Safic is an industrial chemical business in the fast-growing chemicals market with strong linkage into and synergies with Floorworx.
Ion Exchange Safic is 40%-held, early-stage (but extremely promising) water treatment solutions business with key backing by its large Indian-listed parent, Ion Exchange India Ltd.
Accéntuate has de-risked its balance sheet, streamlined its various businesses and now begun to focus on growth. NHI spend should help near-term revenues, public sector infrastructure roll-out should drive medium-term revenues and Ion Exchange Safic offers long-term blue sky optionality.
Key Issues: Macro-economic uncertainty
Despite the promising businesses in Accéntuate’s stable, the Group’s prospects rely very much on the activity, timing and quantum of a recovery in the local construction and infrastructure markets. While the long-term prospects of these sectors remain positive, there remains significant short-term macro-economic uncertainty.
Forecast, Valuation and Implied Return: Appears very inexpensive
We have pegged our valuation to our segmentally-driven SOTP DCF model, implying that ACE has a fair value of 114cps.

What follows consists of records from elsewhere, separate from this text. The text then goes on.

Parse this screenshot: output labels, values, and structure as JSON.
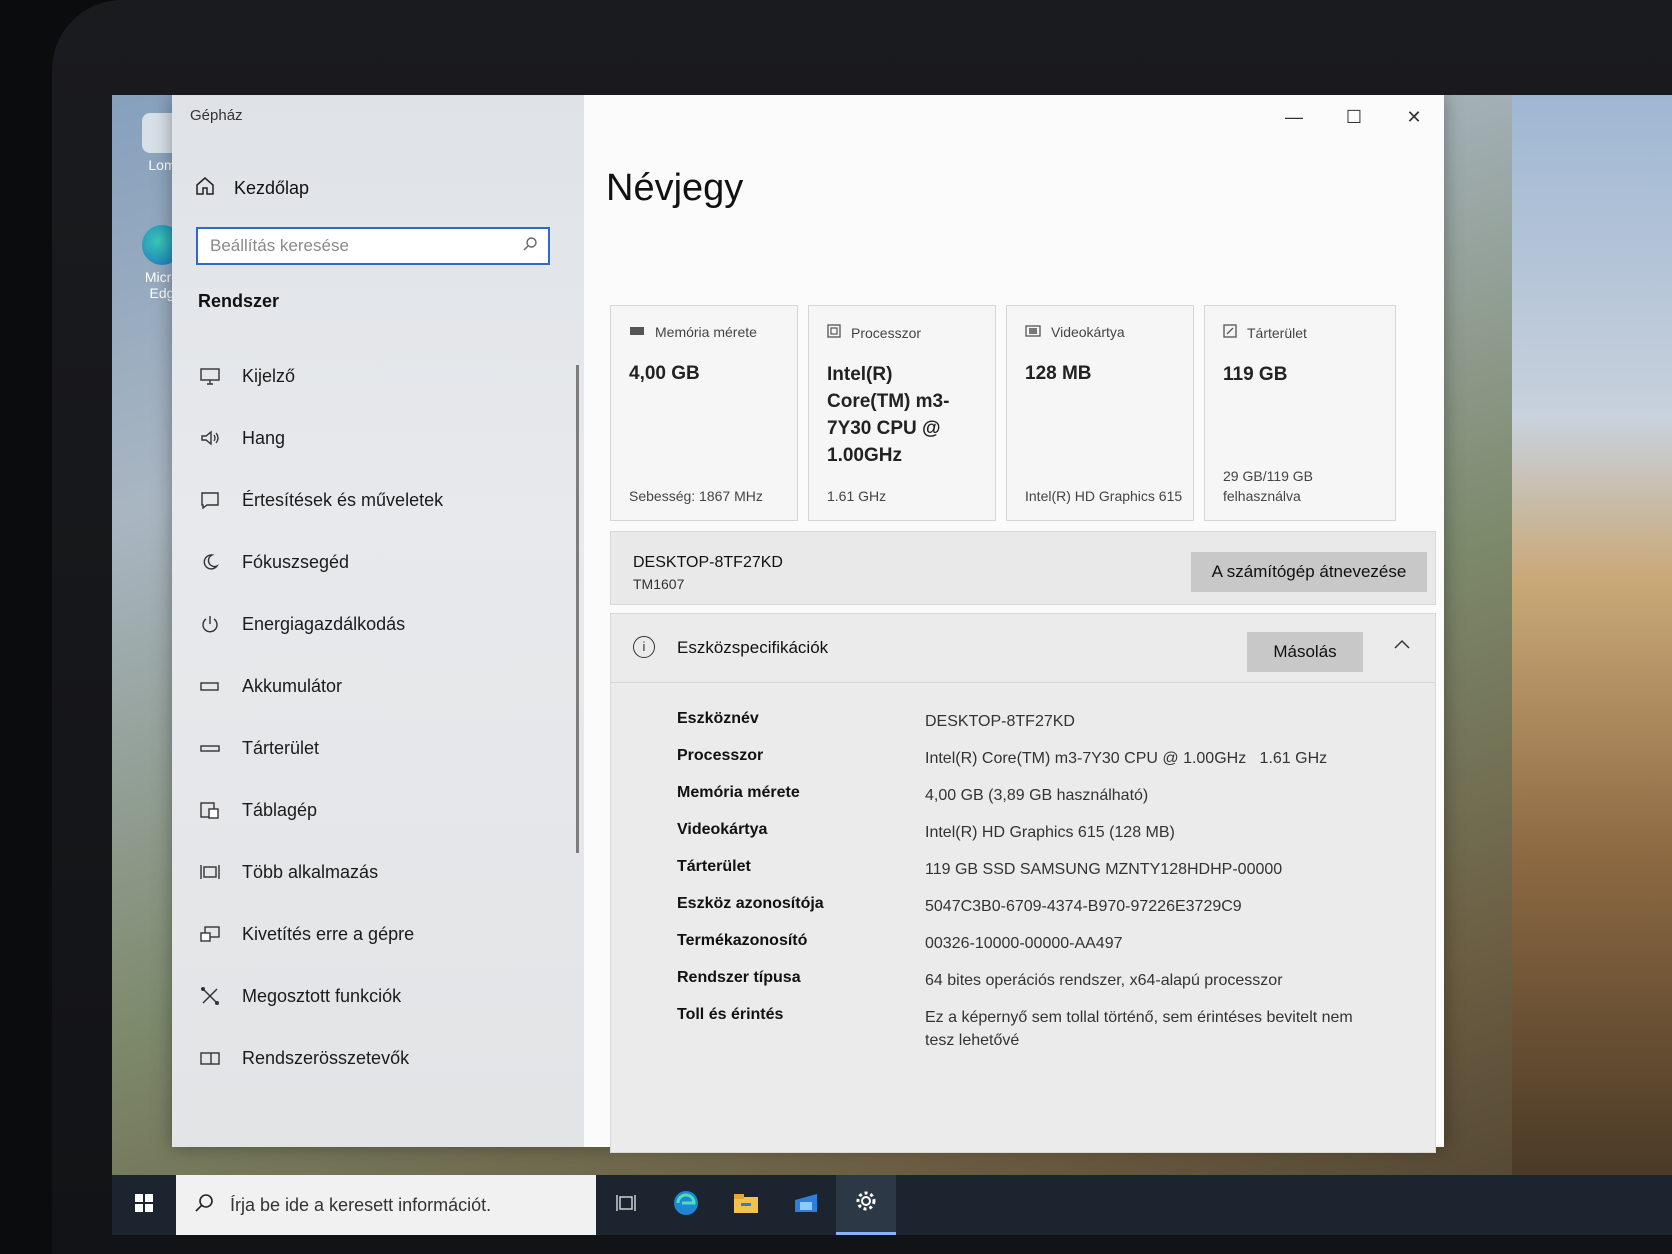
{
  "window": {
    "title": "Gépház",
    "minimize": "—",
    "maximize": "☐",
    "close": "✕"
  },
  "sidebar": {
    "home_label": "Kezdőlap",
    "search_placeholder": "Beállítás keresése",
    "section_title": "Rendszer",
    "items": [
      {
        "label": "Kijelző",
        "icon": "monitor-icon"
      },
      {
        "label": "Hang",
        "icon": "speaker-icon"
      },
      {
        "label": "Értesítések és műveletek",
        "icon": "notification-icon"
      },
      {
        "label": "Fókuszsegéd",
        "icon": "moon-icon"
      },
      {
        "label": "Energiagazdálkodás",
        "icon": "power-icon"
      },
      {
        "label": "Akkumulátor",
        "icon": "battery-icon"
      },
      {
        "label": "Tárterület",
        "icon": "storage-icon"
      },
      {
        "label": "Táblagép",
        "icon": "tablet-icon"
      },
      {
        "label": "Több alkalmazás",
        "icon": "multitasking-icon"
      },
      {
        "label": "Kivetítés erre a gépre",
        "icon": "projecting-icon"
      },
      {
        "label": "Megosztott funkciók",
        "icon": "shared-icon"
      },
      {
        "label": "Rendszerösszetevők",
        "icon": "components-icon"
      }
    ]
  },
  "main": {
    "page_title": "Névjegy",
    "cards": [
      {
        "header": "Memória mérete",
        "value": "4,00 GB",
        "sub": "Sebesség: 1867 MHz",
        "icon": "memory-icon"
      },
      {
        "header": "Processzor",
        "value": "Intel(R) Core(TM) m3-7Y30 CPU @ 1.00GHz",
        "sub": "1.61 GHz",
        "icon": "cpu-icon"
      },
      {
        "header": "Videokártya",
        "value": "128 MB",
        "sub": "Intel(R) HD Graphics 615",
        "icon": "gpu-icon"
      },
      {
        "header": "Tárterület",
        "value": "119 GB",
        "sub": "29 GB/119 GB felhasználva",
        "icon": "storage-icon"
      }
    ],
    "device": {
      "name": "DESKTOP-8TF27KD",
      "model": "TM1607",
      "rename_label": "A számítógép átnevezése"
    },
    "specs": {
      "title": "Eszközspecifikációk",
      "copy_label": "Másolás",
      "rows": [
        {
          "key": "Eszköznév",
          "value": "DESKTOP-8TF27KD"
        },
        {
          "key": "Processzor",
          "value": "Intel(R) Core(TM) m3-7Y30 CPU @ 1.00GHz   1.61 GHz"
        },
        {
          "key": "Memória mérete",
          "value": "4,00 GB (3,89 GB használható)"
        },
        {
          "key": "Videokártya",
          "value": "Intel(R) HD Graphics 615 (128 MB)"
        },
        {
          "key": "Tárterület",
          "value": "119 GB SSD SAMSUNG MZNTY128HDHP-00000"
        },
        {
          "key": "Eszköz azonosítója",
          "value": "5047C3B0-6709-4374-B970-97226E3729C9"
        },
        {
          "key": "Termékazonosító",
          "value": "00326-10000-00000-AA497"
        },
        {
          "key": "Rendszer típusa",
          "value": "64 bites operációs rendszer, x64-alapú processzor"
        },
        {
          "key": "Toll és érintés",
          "value": "Ez a képernyő sem tollal történő, sem érintéses bevitelt nem tesz lehetővé"
        }
      ]
    }
  },
  "desktop": {
    "icons": [
      {
        "label": "Lom",
        "icon": "recycle-bin-icon"
      },
      {
        "label": "Micro Edg",
        "icon": "edge-icon"
      }
    ]
  },
  "taskbar": {
    "search_placeholder": "Írja be ide a keresett információt.",
    "icons": [
      "windows-logo-icon",
      "task-view-icon",
      "edge-icon",
      "file-explorer-icon",
      "store-icon",
      "settings-icon"
    ]
  },
  "colors": {
    "accent": "#2e6bc6",
    "taskbar": "#1c2430"
  }
}
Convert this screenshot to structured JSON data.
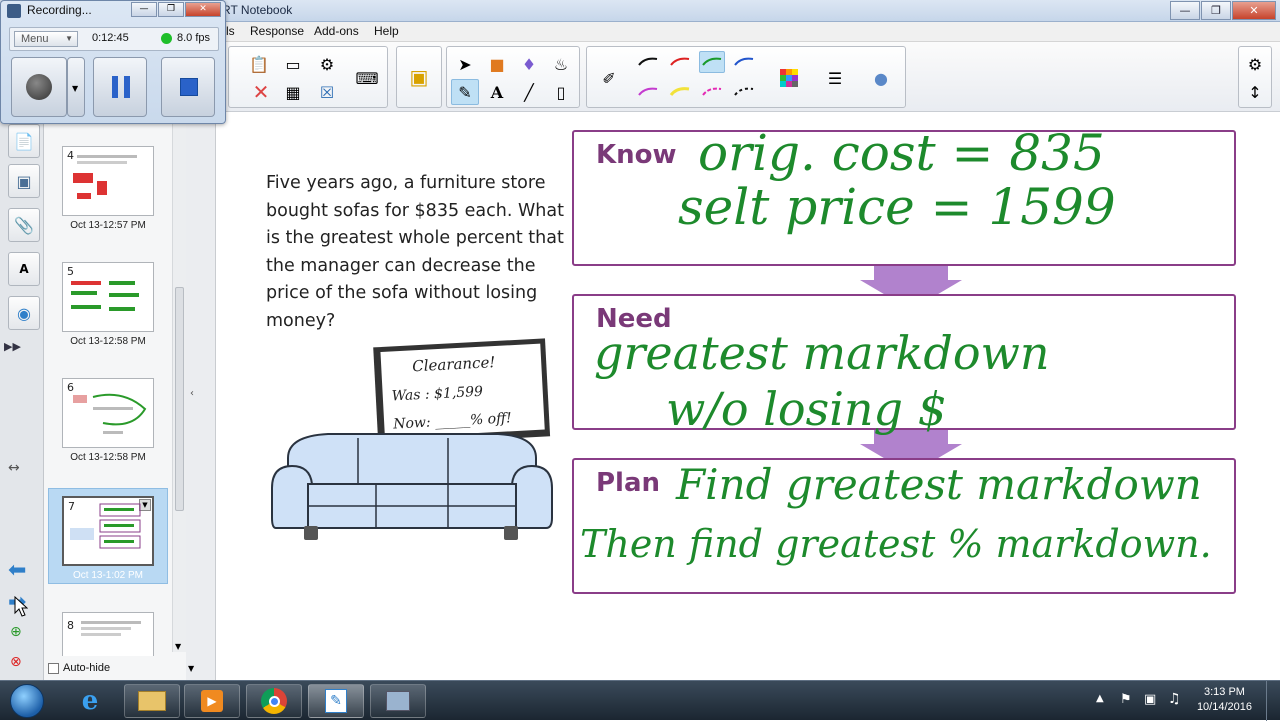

This would put the share on a comfortable 10.6x PE and also implies that the current share price of 85cps undervalues Accéntuate by c.35%.
Rolling forward our fair value, we arrive at a 12m TP of 132cps with an Exit PE of 11.0x, which is slightly elevated due to Ion Exchange Safic adding to our valuation but its operations not yet adding to the Group’s profits.
Our 12m TP implies an attractive c.56% return.
Finally, even if Ion Exchange Safic is excluded from our valuation (assumed to be of nil value), the share’s fair value still appears between 90cps to 100cps, thus lending some comfort to our view that the share is currently undervalued.